In our setup, we’re intentionally using the simpler CustomTrainingJob path. Your trained model is safely stored under your specified artifact directory (e.g., gs://{BUCKET_NAME}/artifacts/xgb/{RUN_ID}/), and you can later register or deploy it manually when ready.

Monitoring training jobs in the Console


  1. Go to the Google Cloud Console.
  2. Navigate to Vertex AI > Training > Custom Jobs.
  3. Click on your job name to see status, logs, and output model artifacts.
  4. Cancel jobs from the console if needed (be careful not to stop jobs you don’t own in shared projects).

Training artifacts


After the training run completes, we can manually view our bucket using the Google Cloud Console or run the below code.

PYTHON

total_size_bytes = 0
# bucket = client.bucket(BUCKET_NAME)

for blob in client.list_blobs(BUCKET_NAME):
    total_size_bytes += blob.size
    print(blob.name)

total_size_mb = total_size_bytes / (1024**2)
print(f"Total size of bucket '{BUCKET_NAME}': {total_size_mb:.2f} MB")

Training Artifacts → ARTIFACT_DIR

This is your intended output location, set via base_output_dir.
It contains everything your training script explicitly writes.

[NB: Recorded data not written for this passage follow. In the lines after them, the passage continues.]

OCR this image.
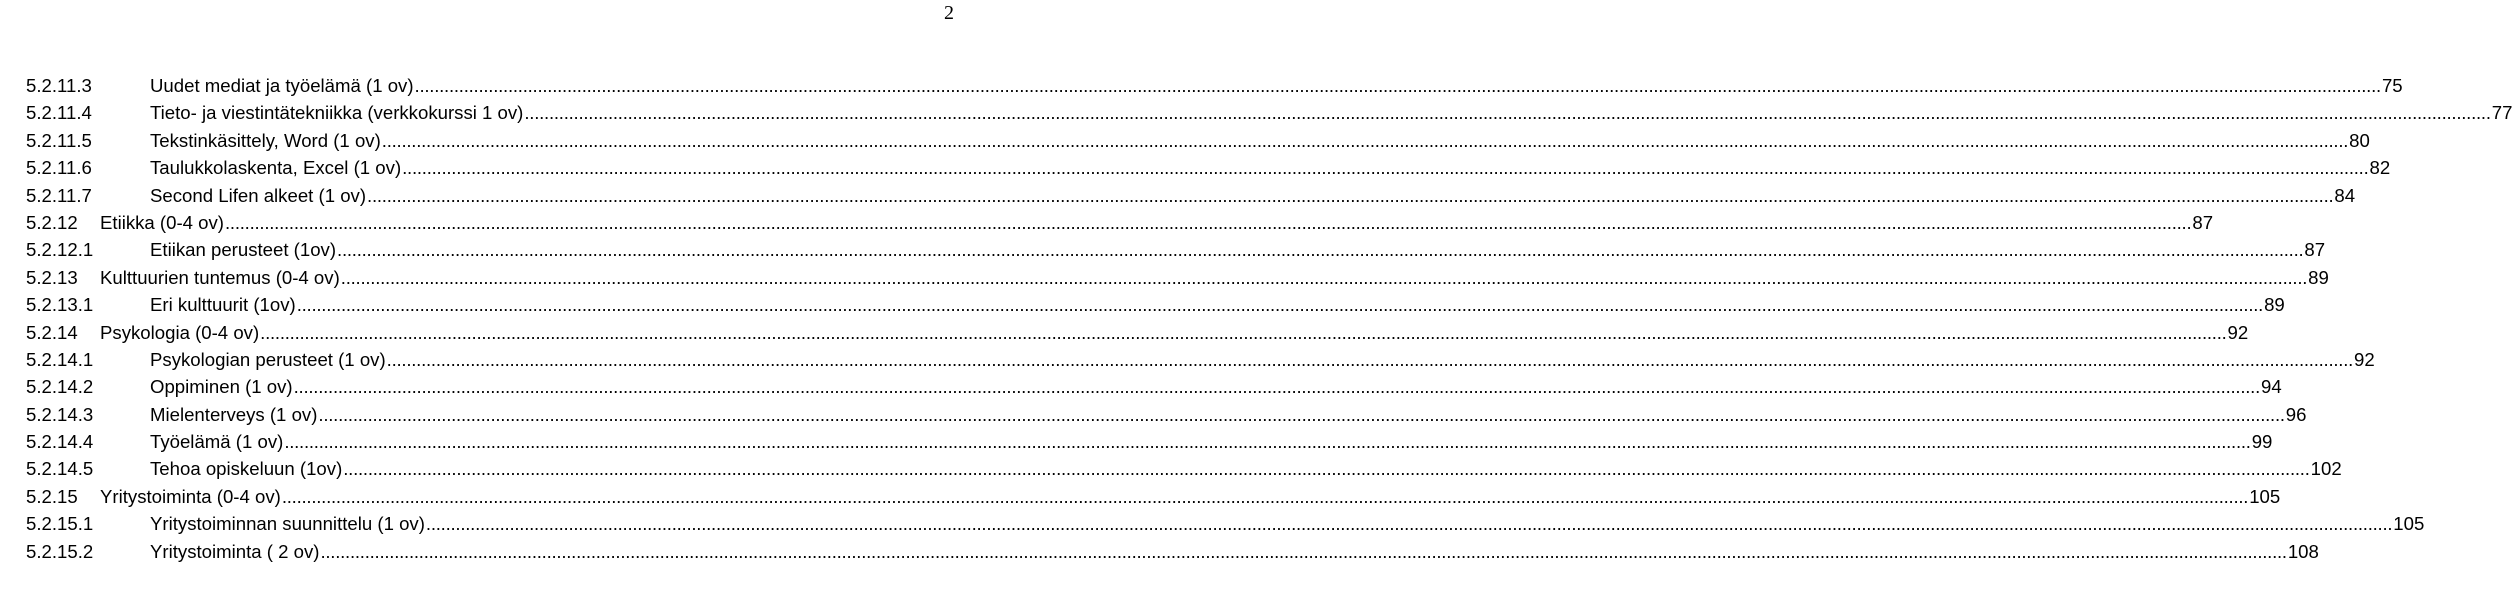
2
5.2.11.3	Uudet mediat ja työelämä (1 ov) ................................................................................................................................................................................................................................................................................................................................................................................................................ 75
5.2.11.4	Tieto- ja viestintätekniikka (verkkokurssi 1 ov) ................................................................................................................................................................................................................................................................................................................................................................................................................ 77
5.2.11.5	Tekstinkäsittely, Word (1 ov) ................................................................................................................................................................................................................................................................................................................................................................................................................ 80
5.2.11.6	Taulukkolaskenta, Excel (1 ov) ................................................................................................................................................................................................................................................................................................................................................................................................................ 82
5.2.11.7	Second Lifen alkeet (1 ov) ................................................................................................................................................................................................................................................................................................................................................................................................................ 84
5.2.12 Etiikka (0-4 ov) ................................................................................................................................................................................................................................................................................................................................................................................................................ 87
5.2.12.1	Etiikan perusteet (1ov) ................................................................................................................................................................................................................................................................................................................................................................................................................ 87
5.2.13 Kulttuurien tuntemus (0-4 ov) ................................................................................................................................................................................................................................................................................................................................................................................................................ 89
5.2.13.1	Eri kulttuurit (1ov) ................................................................................................................................................................................................................................................................................................................................................................................................................ 89
5.2.14 Psykologia (0-4 ov) ................................................................................................................................................................................................................................................................................................................................................................................................................ 92
5.2.14.1	Psykologian perusteet (1 ov) ................................................................................................................................................................................................................................................................................................................................................................................................................ 92
5.2.14.2	Oppiminen (1 ov) ................................................................................................................................................................................................................................................................................................................................................................................................................ 94
5.2.14.3	Mielenterveys (1 ov) ................................................................................................................................................................................................................................................................................................................................................................................................................ 96
5.2.14.4	Työelämä (1 ov) ................................................................................................................................................................................................................................................................................................................................................................................................................ 99
5.2.14.5	Tehoa opiskeluun (1ov) ................................................................................................................................................................................................................................................................................................................................................................................................................ 102
5.2.15 Yritystoiminta (0-4 ov) ................................................................................................................................................................................................................................................................................................................................................................................................................ 105
5.2.15.1	Yritystoiminnan suunnittelu (1 ov) ................................................................................................................................................................................................................................................................................................................................................................................................................ 105
5.2.15.2	Yritystoiminta ( 2 ov) ................................................................................................................................................................................................................................................................................................................................................................................................................ 108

In our case, this includes:

  • {BUCKET_NAME}/artifacts/xgb/{RUN_ID}/xgboost-model — Serialized XGBoost model (Booster) saved via joblib; reload later with joblib.load() for reuse or deployment.

System-Generated Files

Additional system-generated files (e.g., Vertex’s .tar.gz code package or executor_output.json) will appear under .vertex_staging/ and can be safely ignored or auto-deleted via lifecycle rules.

Evaluated the trained model stored on GCS


import io
# Load test data directly into memory
bucket = client.bucket(BUCKET_NAME)
blob = bucket.blob("titanic_test.csv")
test_df = pd.read_csv(io.BytesIO(blob.download_as_bytes()))

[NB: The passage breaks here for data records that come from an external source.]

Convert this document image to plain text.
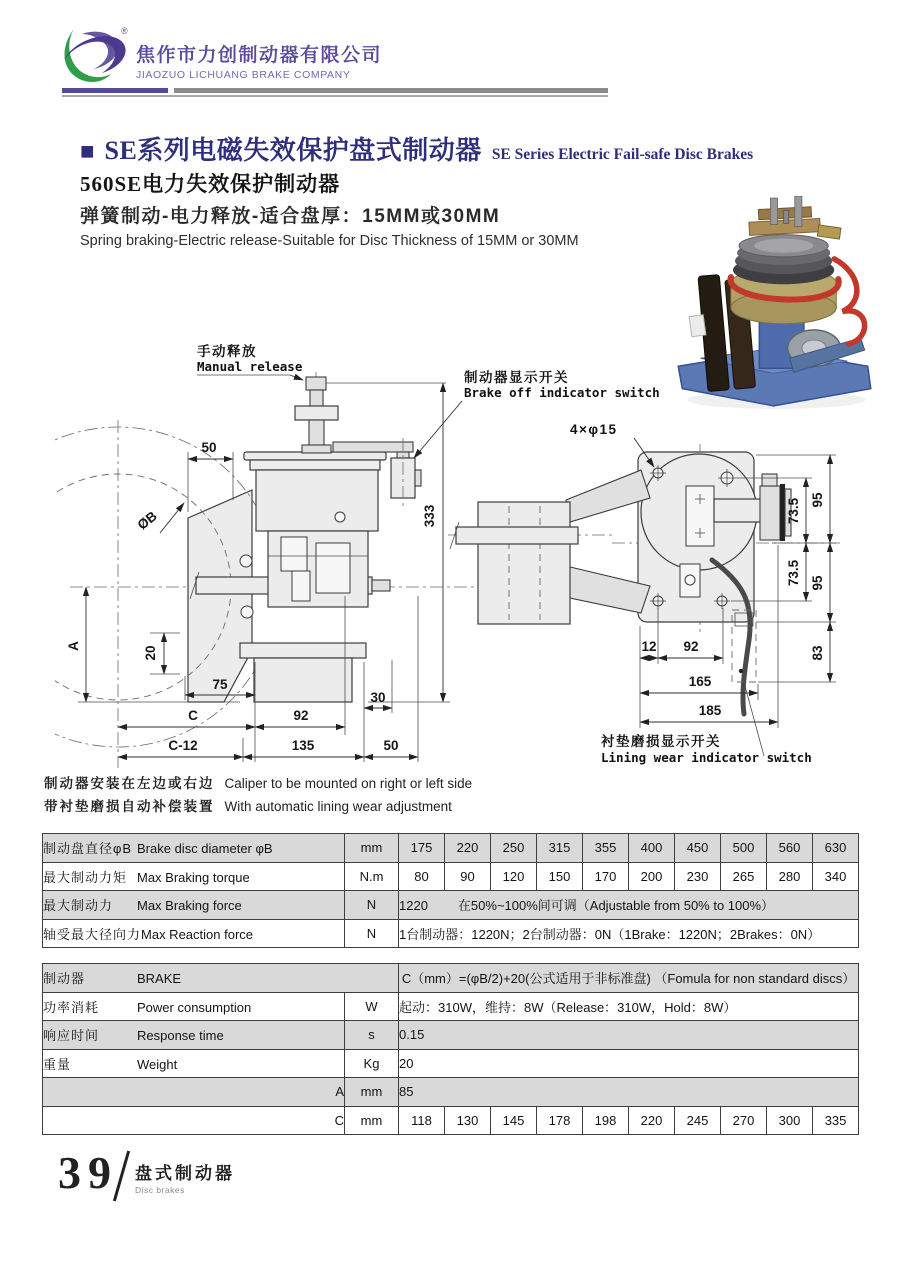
®
焦作市力创制动器有限公司
JIAOZUO LICHUANG BRAKE COMPANY
■ SE系列电磁失效保护盘式制动器 SE Series Electric Fail-safe Disc Brakes
560SE电力失效保护制动器
弹簧制动-电力释放-适合盘厚：15MM或30MM
Spring braking-Electric release-Suitable for Disc Thickness of 15MM or 30MM
手动释放
Manual release
制动器显示开关
Brake off indicator switch
50
ØB	333
A	20
75
30
C	92
C-12	135	50
4×φ15
衬垫磨损显示开关
Lining wear indicator switch
73.5
73.5
95
95
83
12 92
165
185
制动器安装在左边或右边 Caliper to be mounted on right or left side
带衬垫磨损自动补偿装置 With automatic lining wear adjustment
制动盘直径φB Brake disc diameter φB	mm	175	220	250	315	355	400	450	500	560	630
最大制动力矩 Max Braking torque	N.m	80	90	120	150	170	200	230	265	280	340
最大制动力 Max Braking force	N	1220 在50%~100%间可调（Adjustable from 50% to 100%）									
轴受最大径向力Max Reaction force	N	1台制动器：1220N；2台制动器：0N（1Brake：1220N；2Brakes：0N）									
制动器 BRAKE		C（mm）=(φB/2)+20(公式适用于非标准盘) （Fomula for non standard discs）									
功率消耗 Power consumption	W	起动：310W，维持：8W（Release：310W，Hold：8W）									
响应时间 Response time	s	0.15									
重量 Weight	Kg	20									
A	mm	85									
C	mm	118	130	145	178	198	220	245	270	300	335
39 盘式制动器
Disc brakes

# Apply same preprocessing logic used during training
X_test, y_test = preprocess_data(test_df)

# -------------------------
# 4. Load the model artifact we just pulled from GCS
# -------------------------
MODEL_BLOB_PATH = f"artifacts/xgb/{RUN_ID}/model/xgboost-model"
model_blob = bucket.blob(MODEL_BLOB_PATH)
model_bytes = model_blob.download_as_bytes()
model = joblib.load(io.BytesIO(model_bytes))

# -------------------------
# 5. Run predictions and compute accuracy
# -------------------------
dtest = xgb.DMatrix(X_test)
y_pred_prob = model.predict(dtest)
y_pred = (y_pred_prob >= 0.5).astype(int)

acc = accuracy_score(y_test, y_pred)
print(f"Test accuracy (model from Vertex job): {acc:.3f}")

When training takes too long

Two main options in Vertex AI:

Option 1: Upgrade to more powerful machine types
- The simplest way to reduce training time is to use a larger machine or add GPUs (e.g., T4, V100, A100).
- This works best for small or medium datasets (<10 GB) and avoids the coordination overhead of distributed training.
- GPUs and TPUs can accelerate deep learning workloads significantly.

Option 2: Use distributed training with multiple replicas
- Vertex AI supports distributed training for many frameworks.
- The dataset is split across replicas, each training a portion of the data with synchronized gradient updates.
- This approach is most useful for large datasets and long-running jobs.

When distributed training makes sense
- Dataset size exceeds 10–50 GB.
- Training on a single machine takes more than 10 hours.
- The model is a deep learning workload that scales naturally across GPUs or TPUs.

We will explore both options more in depth in the next episode when we train a neural network.

Key Points
  • Environment initialization: Use aiplatform.init() to set defaults for project, region, and bucket.
  • Local vs managed training: Test locally before scaling into managed jobs.
  • Custom jobs: Vertex AI lets you run scripts as managed training jobs using pre-built or custom containers.
  • Scaling: Start small, then scale up to GPUs or distributed jobs as dataset/model size grows.
  • Monitoring: Track job logs and artifacts in the Vertex AI Console.